ReCAPTCHA analyzes work entirely in the background. Website visitors are not informed that the analysis is being carried out.
The storage and analysis of data take place on the basis of Art. 6 (1) (f) of the GDPR. The website operator has a legitimate interest in protecting its website against malicious automated spying and SPAM. If appropriate consent has been requested, the processing takes place solely on the basis of Art. 6 (1) (a) of the GDPR. Consent can be revoked at any time.
Additional information about Google reCAPTCHA can be found in Google’s data protection regulations and Google’s terms of use at the following links:
https://policies.google.com/privacy?hl=en and https://policies.google.com/terms?hl=en
User with extended data protection mode
We use Userlike (“Userlike”) to process user inquiries through our support channels or through our live chat system. The provider is Userlike UG (limited liability), Probsteigasse 44 – 46, 50670 Köln.
The messages you send us can be saved in the Userlike ticket system or our staff can respond to them in live chat. If you communicate with us through Userlike, we and Userlike store. Your name and email address, if you have entered them, and your conversation history. This data is summarized in the profile.
Messages sent to us remain with us until you request that we delete them or until the purpose of data storage is no longer valid (e.g., after processing your request). Mandatory legal provisions – especially legal retention periods – remain unchanged.
Userlike is used on the basis of Art. 6 (1) (f) of the GDPR. We have a legitimate interest in processing your inquiries as quickly, reliably, and efficiently as possible. If appropriate consent has been requested, the processing takes place exclusively on the basis of Art. 6 (1) (a) of the GDPR. Consent can be revoked at any time.
Additional information can be found in Userlike’s data protection statement:
https://www.userlike.com/en/data-privacy and https://www.userlike.com/en/blog/live-chat-software-datenschutz-dsgvo
Order processing
We have concluded a contract with the above-mentioned provider for the processing of personal data. This is an agreement required by data protection law, which ensures that the personal data of visitors to our website is processed only on our instructions and by the GDPR.
7. Providers of e-commerce and payment services
Processing of customer and contract data
We collect, process, and use personal data about customers and contracts to establish, structure, and change our contractual relationships. We collect, process, and use personal data about the use of this website (usage data) only to the extent that it is necessary to enable the user to use the service or to bill the user. The legal basis for this is Art. 6 (1) (b) of the GDPR.

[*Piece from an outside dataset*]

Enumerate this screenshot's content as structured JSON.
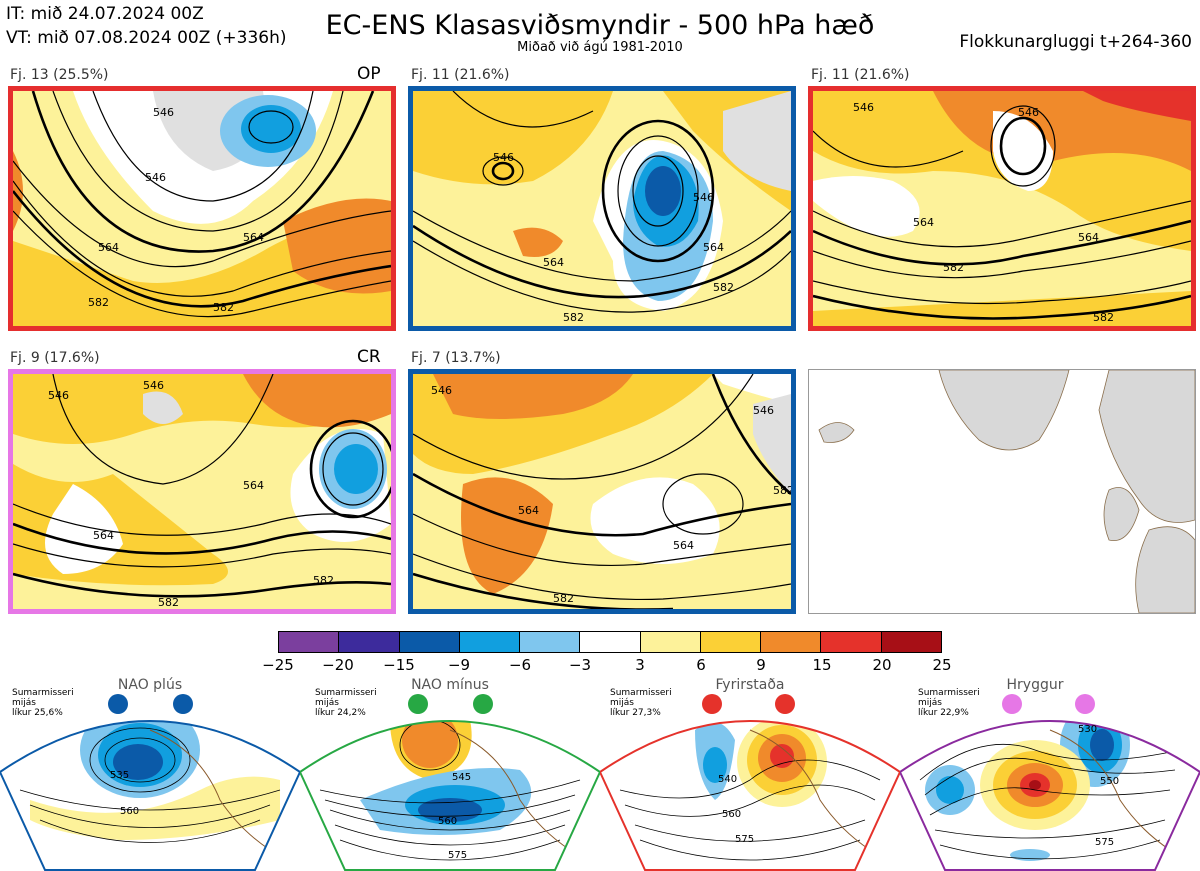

Collected customer data will be deleted after the completion of the order or termination of the business relationship and the expiration of all existing legal retention periods. Statutory retention periods remain unchanged.
Transfer of data upon conclusion of a contract on services and digital content
We transfer personal data to third parties only if this is necessary within the framework of contract processing, for example to the bank responsible for payment processing.
Further data transfer does not take place or only if you have expressly consented to the transfer. Your data will not be forwarded to third parties without your express consent, for example for advertising purposes.
The basis for data processing is Art. 6 (1) (b) of the GDPR, which allows data processing for the fulfillment of contracts or pre-contractual measures.